On Mon, Apr 23, 2012 at 10:19 AM, Dave Goodell <goodell at mcs.anl.gov> wrote:
> The assert you quote in the oldest email in the thread is in PAMI code, so I don't think this is directly an MPICH2 bug.  I do agree, however, that zero-size, non-zero-count bcast should be tested in our test suite and that we have a coverage gap here.
>
> I'll add creating a test for this to my TODO list.
>
> -Dave
>
> On Apr 23, 2012, at 9:23 AM CDT, Jeff Hammond wrote:
>
>> A bug appeared when BGP came online and has reappared on BGQ.  It
>> relates to MPI_Bcast of a non-zero number of 0-byte derived datatypes.

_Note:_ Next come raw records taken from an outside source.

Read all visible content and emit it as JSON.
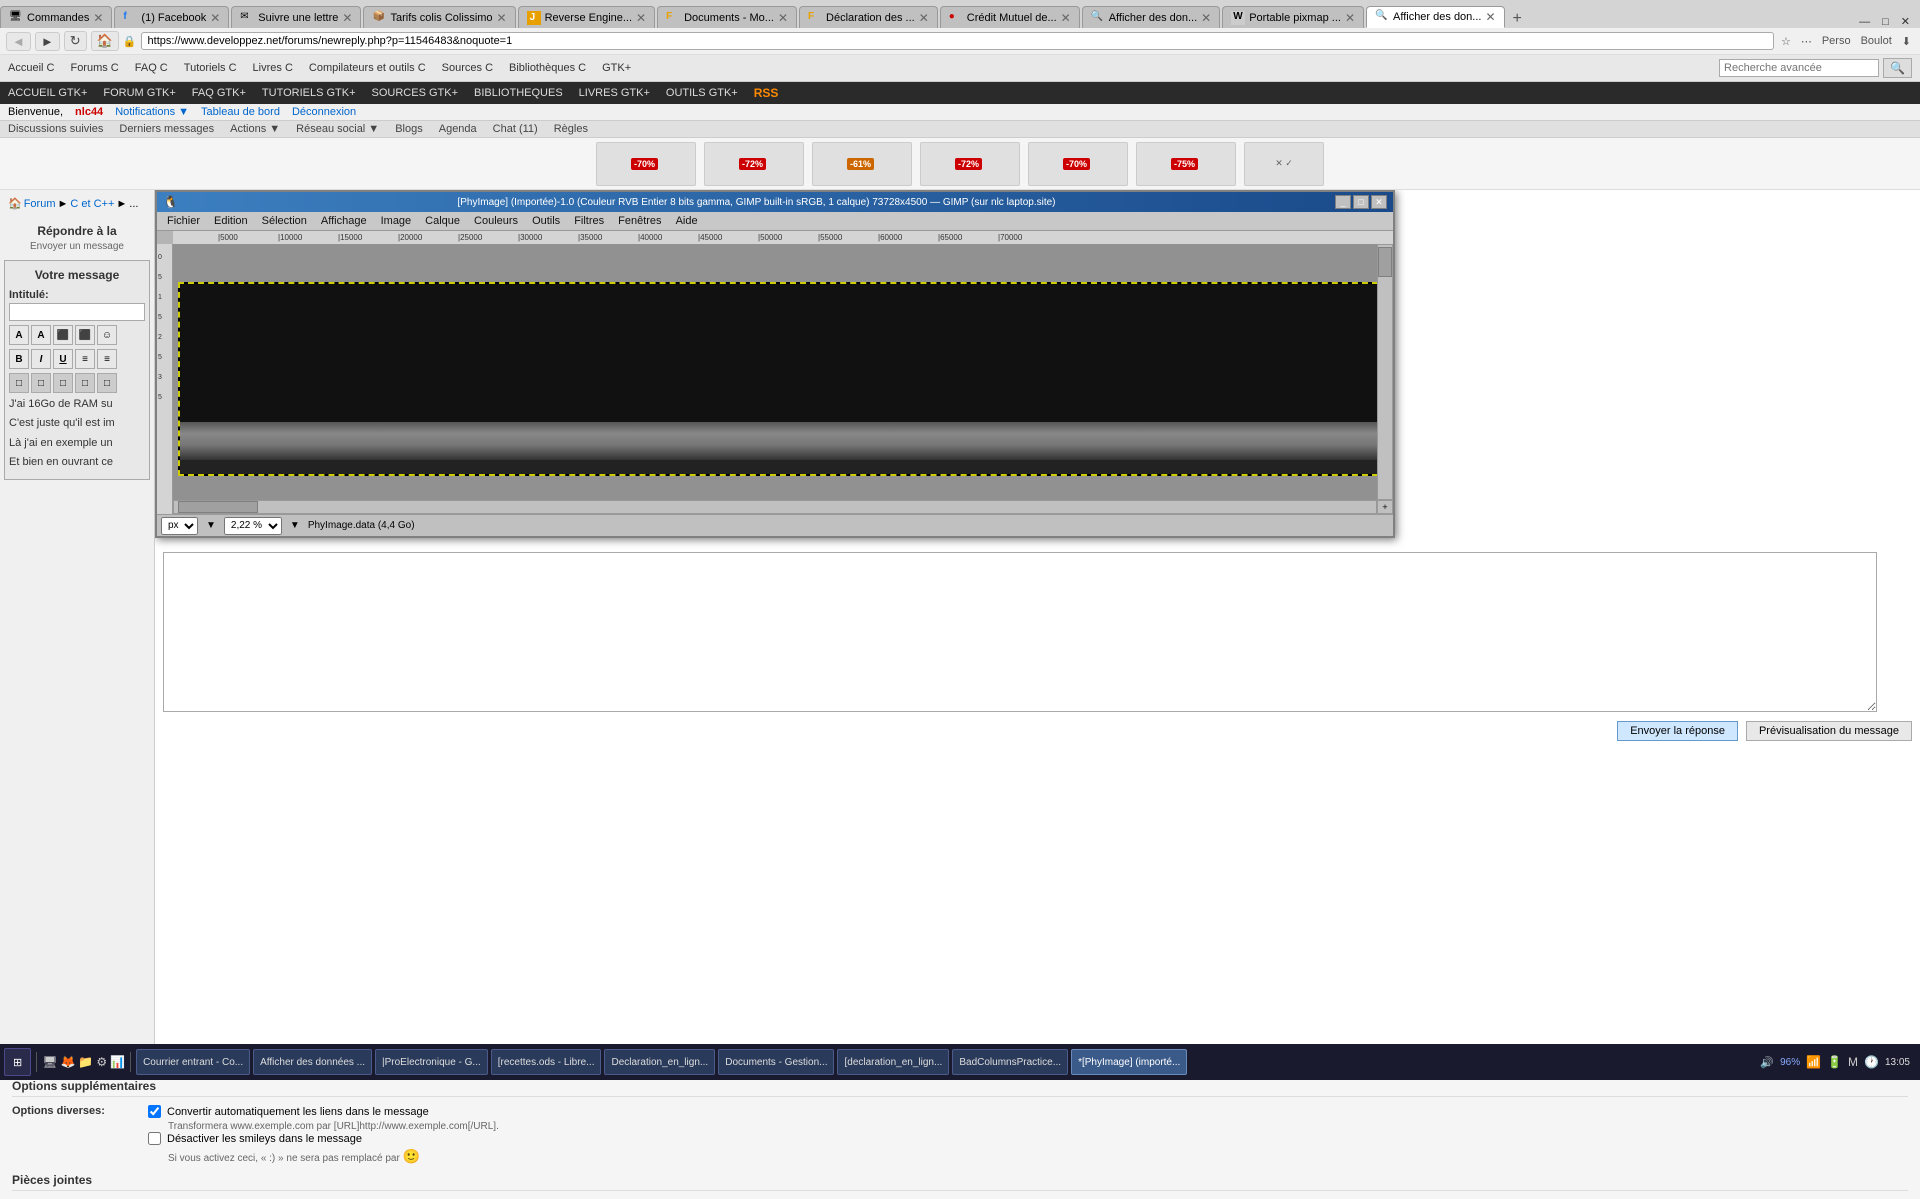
{
  "browser": {
    "tabs": [
      {
        "label": "Commandes",
        "favicon": "🖥",
        "active": false
      },
      {
        "label": "(1) Facebook",
        "favicon": "f",
        "active": false
      },
      {
        "label": "Suivre une lettre",
        "favicon": "✉",
        "active": false
      },
      {
        "label": "Tarifs colis Colissimo",
        "favicon": "📦",
        "active": false
      },
      {
        "label": "Reverse Engine...",
        "favicon": "J",
        "active": false
      },
      {
        "label": "Documents - Mo...",
        "favicon": "F",
        "active": false
      },
      {
        "label": "Déclaration des ...",
        "favicon": "F",
        "active": false
      },
      {
        "label": "Crédit Mutuel de...",
        "favicon": "🔴",
        "active": false
      },
      {
        "label": "Afficher des don...",
        "favicon": "🔍",
        "active": false
      },
      {
        "label": "Portable pixmap ...",
        "favicon": "W",
        "active": false
      },
      {
        "label": "Afficher des don...",
        "favicon": "🔍",
        "active": true
      }
    ],
    "url": "https://www.developpez.net/forums/newreply.php?p=11546483&noquote=1",
    "nav_back": "◄",
    "nav_forward": "►",
    "nav_reload": "↻",
    "nav_home": "🏠"
  },
  "site": {
    "top_nav_items": [
      "Accueil C",
      "Forums C",
      "FAQ C",
      "Tutoriels C",
      "Livres C",
      "Compilateurs et outils C",
      "Sources C",
      "Bibliothèques C",
      "GTK+"
    ],
    "gtk_nav_items": [
      "ACCUEIL GTK+",
      "FORUM GTK+",
      "FAQ GTK+",
      "TUTORIELS GTK+",
      "SOURCES GTK+",
      "BIBLIOTHEQUES",
      "LIVRES GTK+",
      "OUTILS GTK+"
    ],
    "sub_nav_items": [
      "Discussions suivies",
      "Derniers messages",
      "Actions ▼",
      "Réseau social ▼",
      "Blogs",
      "Agenda",
      "Chat (11)",
      "Règles"
    ],
    "user_greeting": "Bienvenue,",
    "username": "nlc44",
    "user_links": [
      "Notifications ▼",
      "Tableau de bord",
      "Déconnexion"
    ],
    "search_placeholder": "Recherche avancée"
  },
  "gimp": {
    "title": "[PhyImage] (Importée)-1.0 (Couleur RVB Entier 8 bits gamma, GIMP built-in sRGB, 1 calque) 73728x4500 — GIMP (sur nlc laptop.site)",
    "menu_items": [
      "Fichier",
      "Edition",
      "Sélection",
      "Affichage",
      "Image",
      "Calque",
      "Couleurs",
      "Outils",
      "Filtres",
      "Fenêtres",
      "Aide"
    ],
    "ruler_marks": [
      "|5000",
      "|10000",
      "|15000",
      "|20000",
      "|25000",
      "|30000",
      "|35000",
      "|40000",
      "|45000",
      "|50000",
      "|55000",
      "|60000",
      "|65000",
      "|70000"
    ],
    "ruler_v_marks": [
      "0",
      "5",
      "1",
      "5",
      "2",
      "5",
      "3",
      "5"
    ],
    "unit": "px",
    "zoom": "2,22 %",
    "file_info": "PhyImage.data (4,4 Go)"
  },
  "forum": {
    "breadcrumb": [
      "Forum",
      "C et C++",
      "..."
    ],
    "reply_title": "Répondre à la",
    "reply_subtitle": "Envoyer un message",
    "your_message": "Votre message",
    "intitule_label": "Intitulé:",
    "toolbar_buttons": [
      "A",
      "A",
      "⬛",
      "⬛",
      "☺"
    ],
    "format_bold": "B",
    "format_italic": "I",
    "format_underline": "U",
    "align_left": "≡",
    "align_right": "≡",
    "message_content_lines": [
      "J'ai 16Go de RAM su",
      "C'est juste qu'il est im",
      "Là j'ai en exemple un",
      "Et bien en ouvrant ce"
    ]
  },
  "reply_buttons": {
    "send": "Envoyer la réponse",
    "preview": "Prévisualisation du message"
  },
  "options": {
    "section_title": "Options supplémentaires",
    "diverses_label": "Options diverses:",
    "option1_checked": true,
    "option1_label": "Convertir automatiquement les liens dans le message",
    "option1_note": "Transformera www.exemple.com par [URL]http://www.exemple.com[/URL].",
    "option2_checked": false,
    "option2_label": "Désactiver les smileys dans le message",
    "option2_note": "Si vous activez ceci, « :) » ne sera pas remplacé par",
    "pieces_title": "Pièces jointes"
  },
  "taskbar": {
    "start_label": "⊞",
    "items": [
      {
        "label": "Courrier entrant - Co...",
        "active": false
      },
      {
        "label": "Afficher des données ...",
        "active": false
      },
      {
        "label": "|ProElectronique - G...",
        "active": false
      },
      {
        "label": "[recettes.ods - Libre...",
        "active": false
      },
      {
        "label": "Declaration_en_lign...",
        "active": false
      },
      {
        "label": "Documents - Gestion...",
        "active": false
      },
      {
        "label": "[declaration_en_lign...",
        "active": false
      },
      {
        "label": "BadColumnsPractice...",
        "active": false
      },
      {
        "label": "*[PhyImage] (importé...",
        "active": true
      }
    ],
    "time": "13:05",
    "volume_pct": "96%",
    "battery": "🔋"
  },
  "ads": [
    {
      "badge": "-70%",
      "color": "#cc0000"
    },
    {
      "badge": "-72%",
      "color": "#cc0000"
    },
    {
      "badge": "-61%",
      "color": "#cc6600"
    },
    {
      "badge": "-72%",
      "color": "#cc0000"
    },
    {
      "badge": "-70%",
      "color": "#cc0000"
    },
    {
      "badge": "-75%",
      "color": "#cc0000"
    }
  ]
}
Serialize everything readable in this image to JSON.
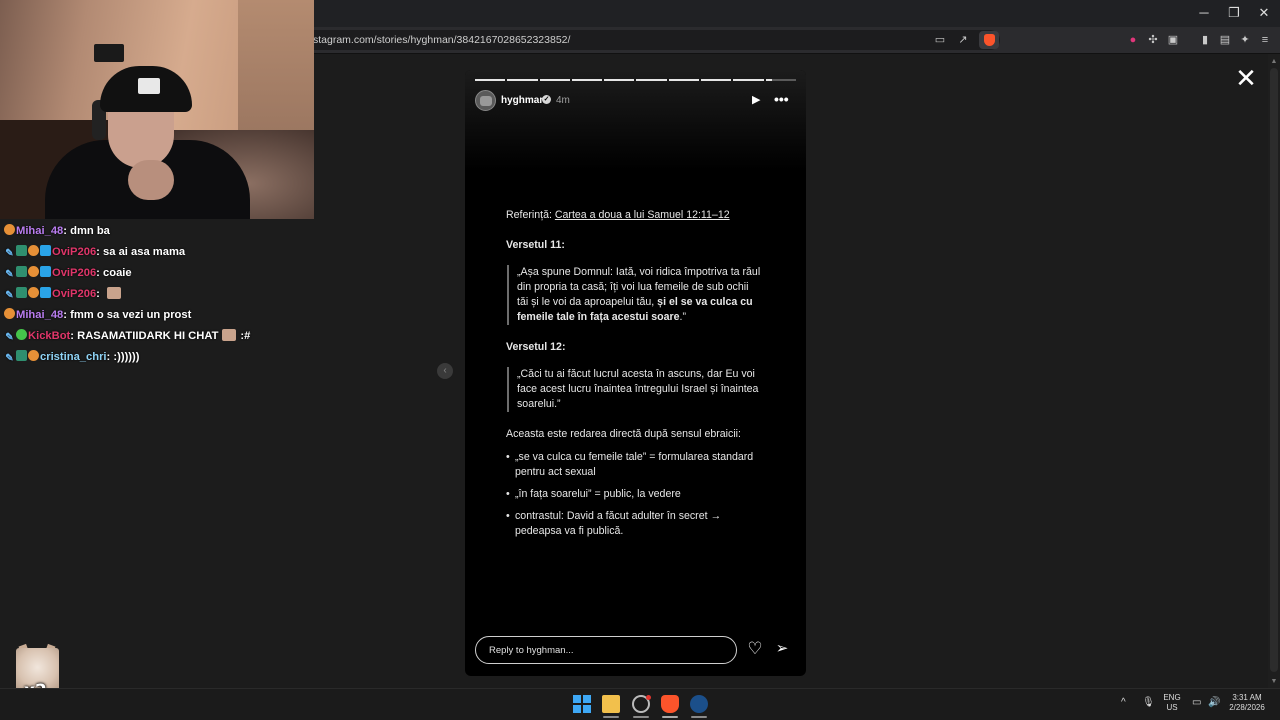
{
  "browser": {
    "url": "stagram.com/stories/hyghman/3842167028652323852/",
    "window_controls": {
      "minimize": "─",
      "restore": "❐",
      "close": "✕"
    }
  },
  "story": {
    "username": "hyghman",
    "age": "4m",
    "segments_total": 10,
    "segments_complete": 9,
    "reference_prefix": "Referință: ",
    "reference_link": "Cartea a doua a lui Samuel 12:11–12",
    "verse11_heading": "Versetul 11:",
    "verse11_text": "„Așa spune Domnul: Iată, voi ridica împotriva ta răul din propria ta casă; îți voi lua femeile de sub ochii tăi și le voi da aproapelui tău, ",
    "verse11_bold": "și el se va culca cu femeile tale în fața acestui soare",
    "verse11_end": ".”",
    "verse12_heading": "Versetul 12:",
    "verse12_text": "„Căci tu ai făcut lucrul acesta în ascuns, dar Eu voi face acest lucru înaintea întregului Israel și înaintea soarelui.”",
    "intro": "Aceasta este redarea directă după sensul ebraicii:",
    "bullets": [
      "„se va culca cu femeile tale” = formularea standard pentru act sexual",
      "„în fața soarelui” = public, la vedere",
      "contrastul: David a făcut adulter în secret → pedeapsa va fi publică."
    ],
    "reply_placeholder": "Reply to hyghman..."
  },
  "chat": [
    {
      "user": "Mihai_48",
      "color": "#b97cf0",
      "badges": [
        "paw"
      ],
      "text": "dmn ba"
    },
    {
      "user": "OviP206",
      "color": "#e0366a",
      "badges": [
        "pen",
        "grid",
        "paw",
        "cube"
      ],
      "text": "sa ai asa mama"
    },
    {
      "user": "OviP206",
      "color": "#e0366a",
      "badges": [
        "pen",
        "grid",
        "paw",
        "cube"
      ],
      "text": "coaie"
    },
    {
      "user": "OviP206",
      "color": "#e0366a",
      "badges": [
        "pen",
        "grid",
        "paw",
        "cube"
      ],
      "text": "",
      "emote": true
    },
    {
      "user": "Mihai_48",
      "color": "#b97cf0",
      "badges": [
        "paw"
      ],
      "text": "fmm o sa vezi un prost"
    },
    {
      "user": "KickBot",
      "color": "#e0366a",
      "badges": [
        "pen",
        "bot"
      ],
      "text": "RASAMATIIDARK HI CHAT",
      "emote": true,
      "suffix": ":#"
    },
    {
      "user": "cristina_chri",
      "color": "#8fd3f5",
      "badges": [
        "pen",
        "grid",
        "paw"
      ],
      "text": ":))))))"
    }
  ],
  "overlay": {
    "multiplier": "x2"
  },
  "taskbar": {
    "lang_top": "ENG",
    "lang_bottom": "US",
    "time": "3:31 AM",
    "date": "2/28/2026"
  },
  "icons": [
    "close-icon",
    "play-icon",
    "more-icon",
    "heart-icon",
    "send-icon",
    "chevron-left-icon",
    "verified-icon",
    "windows-start-icon",
    "folder-icon",
    "chrome-icon",
    "brave-icon",
    "steam-icon"
  ]
}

>> ScaLAPACK is one source of this patter.  They have a workaround, but
>> it seems to be that either ScaLAPACK is using MPI in a non-compliant
>> way or there is a bug in MPICH2 that has persisted across many major
>> version releases.
>>
>> Are you guys aware of this?  Has it been fixed in 1.5?  Is there a
>> test to make sure there is no regression in the future?  The ScaLAPACK
>> code and comment noting the problem with MPICH is below, as is a long
>> email lthread with Brian Smith and Lee on this topic.
>>
>> Thanks,
>>
>> Jeff
>>
>>
>>
>> #include "Bdef.h"
>> MPI_Datatype BI_GetMpiGeType(BLACSCONTEXT *ctxt, int m, int n, int lda,
>>                               MPI_Datatype Dtype, int *N)
>> {
>>  int info;
>>  MPI_Datatype GeType;
>>
>> /*
>> * Some versions of mpich and its derivitives cannot handle 0 byte typedefs,
>> * so we set type MPI_BYTE as a flag for a 0 byte message
>> */
>> #ifdef ZeroByteTypeBug
>>  if ( (m < 1) || (n < 1) )
>>  {
>>     *N = 0;
>>     return (MPI_BYTE);
>>  }
>> #endif
>>  *N = 1;
>>  info=MPI_Type_vector(n, m, lda, Dtype, &GeType);
>>  info=MPI_Type_commit(&GeType);
>>
>>  return(GeType);
>> }
>>
>>
>> ---------- Forwarded message ----------
>> From: Brian Smith <smithbr at us.ibm.com>
>> Date: Mon, Apr 23, 2012 at 8:32 AM
>> Subject: Re: [td-support #113586] PAMI assertions
>> To: Jeff Hammond <jhammond at alcf.anl.gov>
>> Cc: jeff.science at gmail.com, Lee Killough <killough at alcf.anl.gov>,
>> "td-support at alcf.anl.gov" <td-support at alcf.anl.gov>
>>
>>
>> Well, there are 2 different bugs here.
>>
>> (from memory) 1) We found places were SCALAPACK made assumptions about
>> uninitialized variables that caused significant badness in a number of
>> apps. I believe someone reported this to the SCALAPACK maintainers
>> many years ago. In fact, they ran something like valgrind and provided
>> a patch for *all* of the usage of uninitialized variables. The
>> SCALAPACK people did not integrate the changes at the time. Perhaps
>> this new release will have some of them added so we don't have to deal
>> with that again. See
>> http://icl.cs.utk.edu/lapack-forum/viewtopic.php?f=2&t=588&p=1911&hilit=trsm#p1911
>> and
>> http://icl.cs.utk.edu/lapack-forum/viewtopic.php?f=13&t=2625
>>
>> (more recently, based on different glue punt-to-MPICH-logic) 2)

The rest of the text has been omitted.